風靈哭了許久,聲音開始啞了之后昏昏沉沉的趴在風莫褚的尸體上。
“公主…”莊薄試著叫了一聲風靈,結果發現風靈沒有一絲反應。
莊薄抱起風靈,放在了風莫褚睡過的榻上。
入夜,風靈醒來,整個正乾宮燭火通明,但是卻只有莊薄一人在不遠處的板凳上坐著歇息。
“莊薄…”
看著風靈醒來,莊薄站起身來,拿過來一個碗遞給風靈。
“醒啦,吃點”
“父王他…”風靈的淚水又奪眶而出,聲音還是哽咽的。
“公主,大王已經離開了,你應該振作,你不倒,這風云國才不會亂,一旦你倒下,你父王的基業便會付之一炬。”莊薄勸慰風靈。
“莊薄,你說,我一女子,如何守的這風云國。”風靈擦掉眼角的淚水。
女人在極度傷心的時候,會對身邊的男人產生依賴,這話一點不假。莊薄心里暗暗叫苦,他雖然說跟風靈有過婚約,但一切不過是兩王國之間聯姻求強罷了。如今風靈卻認定莊薄能夠撐得起風云國,讓莊薄心里的計劃有些許的動搖。
“公主…”莊薄欲言又止,心里做著爭斗。
“有事就說”
“風云國如今的敗勢已成,我必然是會帶著莊王一族的族人離開去復仇,所以風云國勢必會引起他國的覬覦。”莊薄再三思量,風云國再怎么說,也對莊王一族有恩,這讓莊薄就不好擁兵即位。
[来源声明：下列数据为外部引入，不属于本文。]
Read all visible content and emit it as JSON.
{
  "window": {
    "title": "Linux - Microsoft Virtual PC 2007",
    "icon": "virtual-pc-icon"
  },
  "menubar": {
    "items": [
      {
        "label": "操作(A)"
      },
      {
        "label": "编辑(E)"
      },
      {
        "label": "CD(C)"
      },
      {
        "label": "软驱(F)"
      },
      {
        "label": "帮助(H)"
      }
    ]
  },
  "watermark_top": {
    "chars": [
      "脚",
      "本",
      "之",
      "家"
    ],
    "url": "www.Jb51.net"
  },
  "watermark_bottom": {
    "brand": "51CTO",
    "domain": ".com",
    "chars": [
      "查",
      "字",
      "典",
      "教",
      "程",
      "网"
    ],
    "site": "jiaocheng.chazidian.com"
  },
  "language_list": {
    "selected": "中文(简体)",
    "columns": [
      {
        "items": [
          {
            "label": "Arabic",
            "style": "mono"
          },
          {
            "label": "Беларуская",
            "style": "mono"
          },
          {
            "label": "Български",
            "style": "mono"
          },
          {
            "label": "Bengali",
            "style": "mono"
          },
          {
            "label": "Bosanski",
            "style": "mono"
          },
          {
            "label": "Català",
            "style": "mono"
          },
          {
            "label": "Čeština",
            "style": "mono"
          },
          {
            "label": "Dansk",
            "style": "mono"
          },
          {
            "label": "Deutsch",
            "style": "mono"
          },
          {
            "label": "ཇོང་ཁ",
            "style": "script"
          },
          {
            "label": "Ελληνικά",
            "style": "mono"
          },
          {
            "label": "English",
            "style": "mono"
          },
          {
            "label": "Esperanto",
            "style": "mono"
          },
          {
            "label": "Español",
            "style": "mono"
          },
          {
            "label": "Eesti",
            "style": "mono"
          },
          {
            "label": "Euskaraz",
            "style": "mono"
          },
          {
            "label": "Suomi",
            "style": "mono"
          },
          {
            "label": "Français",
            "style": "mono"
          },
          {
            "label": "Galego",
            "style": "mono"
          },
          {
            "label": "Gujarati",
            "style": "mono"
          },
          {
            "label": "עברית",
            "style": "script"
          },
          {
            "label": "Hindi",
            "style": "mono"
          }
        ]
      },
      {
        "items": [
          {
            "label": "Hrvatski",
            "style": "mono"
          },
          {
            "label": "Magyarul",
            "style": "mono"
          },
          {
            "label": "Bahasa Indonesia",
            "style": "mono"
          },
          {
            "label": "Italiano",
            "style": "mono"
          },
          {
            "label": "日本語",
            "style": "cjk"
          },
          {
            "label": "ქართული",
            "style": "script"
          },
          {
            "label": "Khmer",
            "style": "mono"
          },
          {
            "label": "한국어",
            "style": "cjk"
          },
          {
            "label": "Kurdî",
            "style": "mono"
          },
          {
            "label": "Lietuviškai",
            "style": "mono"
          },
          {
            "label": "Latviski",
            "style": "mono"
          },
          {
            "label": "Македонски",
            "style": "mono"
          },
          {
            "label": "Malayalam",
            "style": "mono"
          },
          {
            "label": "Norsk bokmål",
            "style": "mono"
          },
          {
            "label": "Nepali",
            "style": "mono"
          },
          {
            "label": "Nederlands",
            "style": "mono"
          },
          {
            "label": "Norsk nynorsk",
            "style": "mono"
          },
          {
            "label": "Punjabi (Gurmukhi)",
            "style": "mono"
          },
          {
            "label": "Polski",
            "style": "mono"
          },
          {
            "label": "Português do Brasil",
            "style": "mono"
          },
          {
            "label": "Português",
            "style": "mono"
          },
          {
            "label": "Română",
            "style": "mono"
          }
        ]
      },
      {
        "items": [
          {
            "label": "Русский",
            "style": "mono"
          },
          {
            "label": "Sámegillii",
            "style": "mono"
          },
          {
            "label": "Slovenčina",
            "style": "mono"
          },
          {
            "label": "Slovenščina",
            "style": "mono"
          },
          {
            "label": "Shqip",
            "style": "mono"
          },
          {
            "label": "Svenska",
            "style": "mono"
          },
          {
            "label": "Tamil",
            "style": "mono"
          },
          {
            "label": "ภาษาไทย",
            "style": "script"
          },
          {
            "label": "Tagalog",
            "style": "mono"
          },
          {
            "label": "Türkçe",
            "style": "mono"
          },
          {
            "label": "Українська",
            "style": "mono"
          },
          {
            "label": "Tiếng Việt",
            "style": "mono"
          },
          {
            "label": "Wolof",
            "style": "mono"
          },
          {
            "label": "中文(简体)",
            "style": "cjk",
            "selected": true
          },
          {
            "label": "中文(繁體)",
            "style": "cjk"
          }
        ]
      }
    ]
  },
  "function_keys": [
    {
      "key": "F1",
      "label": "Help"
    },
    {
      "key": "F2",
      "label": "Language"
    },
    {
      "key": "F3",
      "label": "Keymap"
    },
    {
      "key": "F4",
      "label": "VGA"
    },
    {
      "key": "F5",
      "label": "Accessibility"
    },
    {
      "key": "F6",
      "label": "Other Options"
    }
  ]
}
“你要離開?難道不是?”風靈以為莊薄也是奔著風云國國主之位而來,卻沒想到莊薄卻只是帶著莊王族人離開。
“滅門之仇,豈能讓穆鐵老賊活著!”
“你帶著三萬兵去能干什么?不過是螳臂當車罷了。”風靈雖是公主,卻對莊王一族熟悉的很,她明白莊薄帶的三萬兵是不可能對穆云國造成影響的。
“留下來,風云國能助你一臂之力。”風靈拽住莊薄的衣袖。
“留下來?風云國不能因為我莊王一族再次出現慘案!”莊薄搖頭拒絕了風靈的建議。
“不,我是說你留下來坐風云國的王!”風靈一字一字的說出來,看著莊薄。
“不行,我莊王一族豈會入他族?”
“莊薄…你說得對,風云國不能亂,為了天下庶民,你更應該坐這王位,至于風云國以后是否會存在,你大可放心,風云國不會是你的終點,待你坐了這九州的王,到時給風云國一席之地便足矣。”風靈沖著莊薄點點頭。
“你要把風云國的未來壓在我身上?”莊薄有些詫異,風靈居然如此信任他。
“從你潛入皇宮那一刻,注定你就不會局限在這風云國,而九州,甚至八方古國才是你的舞臺。”
“公主如此信任在下,著實讓在下有些詫異”
“你答應了?”
“嗯,為了不辜負公主的信任,我愿挑起風云國的大任。”
“好,待父王殯禮之后,我便昭告天下,與你成婚,助你登位。”風靈雖然是公主,但這才智絲毫不在莊薄之下。
十日后,正乾宮…
“你…”夏茹芮看著身穿喜服莊薄的時候,心里一陣莫名的難受,繞過莊薄入了座。
“諸位,今日我成婚之日,也是風云國國主之位即位之時。父王曾在榻前說,風云國的國主之位,由駙馬來坐,而莊公子又救駕有功,所以,莊薄便是風云國的國主了。”風靈當著所有人的面說道。
“那不是…莊公子?難道他沒死?”他國的公子議論紛紛,不過聊的都只是關于莊薄的,他們從穆云城趕過來,卻發現本該是穆鐵追殺的人,如今卻成了風云國的國主。一群人很是驚訝。
“哼,命居然如此大,在秦旭的追殺下都沒死。”南蠻國蠻葉古龍有些憤怒。
“拜見公主,拜見大王…”眾人紛紛給莊薄和風靈請安。
“起來吧,以后風云國的天下還需要諸位治理呢”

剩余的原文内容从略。